Another approach to the specificity and sensitivity dilemma is to increase the statistical power of single protein biomarkers by combining several biomarkers into a single assay, a technique with direct parallels in genomics- and metabolomics-based diagnostics. In such assays, some concentrations of proteins rise and others fall. Provided the model is valid, mathematical tools can be applied to provide a high level of statistical validity to the result.

In this scenario, disease phenotypes are identified by increases or decreases in protein concentrations for a panel in comparison with normal controls. Changes in a single protein may tell diagnosticians little, but differences among six or more proteins can provide tremendous insight. This approach provides the best opportunity to develop diagnostic products that directly influence patients’ treatment.

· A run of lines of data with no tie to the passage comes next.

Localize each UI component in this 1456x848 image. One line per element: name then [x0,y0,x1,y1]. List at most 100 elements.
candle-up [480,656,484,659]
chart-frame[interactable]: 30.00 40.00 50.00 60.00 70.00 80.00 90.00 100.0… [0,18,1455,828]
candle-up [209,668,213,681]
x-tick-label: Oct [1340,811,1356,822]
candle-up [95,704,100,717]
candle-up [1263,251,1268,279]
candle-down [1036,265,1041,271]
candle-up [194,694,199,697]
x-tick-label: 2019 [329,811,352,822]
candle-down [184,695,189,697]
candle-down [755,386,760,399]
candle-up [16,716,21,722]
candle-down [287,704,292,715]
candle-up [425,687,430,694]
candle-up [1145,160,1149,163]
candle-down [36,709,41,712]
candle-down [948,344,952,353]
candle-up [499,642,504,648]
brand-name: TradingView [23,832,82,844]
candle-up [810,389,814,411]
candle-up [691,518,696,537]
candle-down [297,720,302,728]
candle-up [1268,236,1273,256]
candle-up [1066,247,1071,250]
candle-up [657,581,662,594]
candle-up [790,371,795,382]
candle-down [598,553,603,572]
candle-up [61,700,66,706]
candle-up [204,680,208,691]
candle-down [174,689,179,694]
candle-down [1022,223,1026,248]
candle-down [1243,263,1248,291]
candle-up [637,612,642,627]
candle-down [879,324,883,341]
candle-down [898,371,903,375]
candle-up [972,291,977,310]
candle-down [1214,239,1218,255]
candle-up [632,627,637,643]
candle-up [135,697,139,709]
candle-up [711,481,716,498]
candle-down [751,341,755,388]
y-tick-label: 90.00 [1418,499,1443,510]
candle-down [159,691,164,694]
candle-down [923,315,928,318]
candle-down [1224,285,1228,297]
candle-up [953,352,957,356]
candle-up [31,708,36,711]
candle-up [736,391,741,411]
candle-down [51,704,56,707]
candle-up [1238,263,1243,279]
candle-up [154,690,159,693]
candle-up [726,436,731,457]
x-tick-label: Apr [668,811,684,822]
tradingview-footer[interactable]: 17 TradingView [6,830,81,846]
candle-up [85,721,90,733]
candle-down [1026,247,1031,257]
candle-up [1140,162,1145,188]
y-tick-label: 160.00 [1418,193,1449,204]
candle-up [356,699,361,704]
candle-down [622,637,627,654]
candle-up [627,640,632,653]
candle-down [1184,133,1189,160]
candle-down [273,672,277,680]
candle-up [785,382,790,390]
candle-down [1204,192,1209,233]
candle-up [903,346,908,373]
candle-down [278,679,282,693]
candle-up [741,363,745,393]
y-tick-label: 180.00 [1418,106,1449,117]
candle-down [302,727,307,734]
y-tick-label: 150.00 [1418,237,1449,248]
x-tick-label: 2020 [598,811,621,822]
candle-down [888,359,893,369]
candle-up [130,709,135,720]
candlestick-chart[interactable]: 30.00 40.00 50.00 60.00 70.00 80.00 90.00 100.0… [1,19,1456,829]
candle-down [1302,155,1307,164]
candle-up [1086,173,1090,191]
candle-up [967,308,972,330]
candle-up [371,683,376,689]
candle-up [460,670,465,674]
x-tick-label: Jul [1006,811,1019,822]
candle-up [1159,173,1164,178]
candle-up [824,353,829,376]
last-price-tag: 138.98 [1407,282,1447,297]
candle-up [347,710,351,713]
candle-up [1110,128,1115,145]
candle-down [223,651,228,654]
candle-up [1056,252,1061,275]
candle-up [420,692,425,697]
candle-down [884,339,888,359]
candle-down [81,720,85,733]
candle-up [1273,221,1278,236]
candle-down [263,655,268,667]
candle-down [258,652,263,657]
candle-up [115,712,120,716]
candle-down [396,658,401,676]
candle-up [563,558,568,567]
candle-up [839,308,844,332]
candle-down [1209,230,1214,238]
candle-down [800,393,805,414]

To realize the potential of this idea, test developers will need better analytic tools. Specifically, developers of proteomics-based diagnostics require more-sensitive, resilient tools that are equipped with automated precision best suited for identifying and quantifying low-abundance proteins. IVD manufacturers also need mathematical methods to decipher complex data and high-throughput methods that rival the speed of geno­mic analysis.

In the future, human genome research is expected to generate tens of thousands of potential protein biomarkers implicated in human disease. Researchers, suppliers, and physicians must continue developing methods that will enable the mining of proteomic information, not only for diagnostics and therapy, but also for a deeper knowledge of human biology.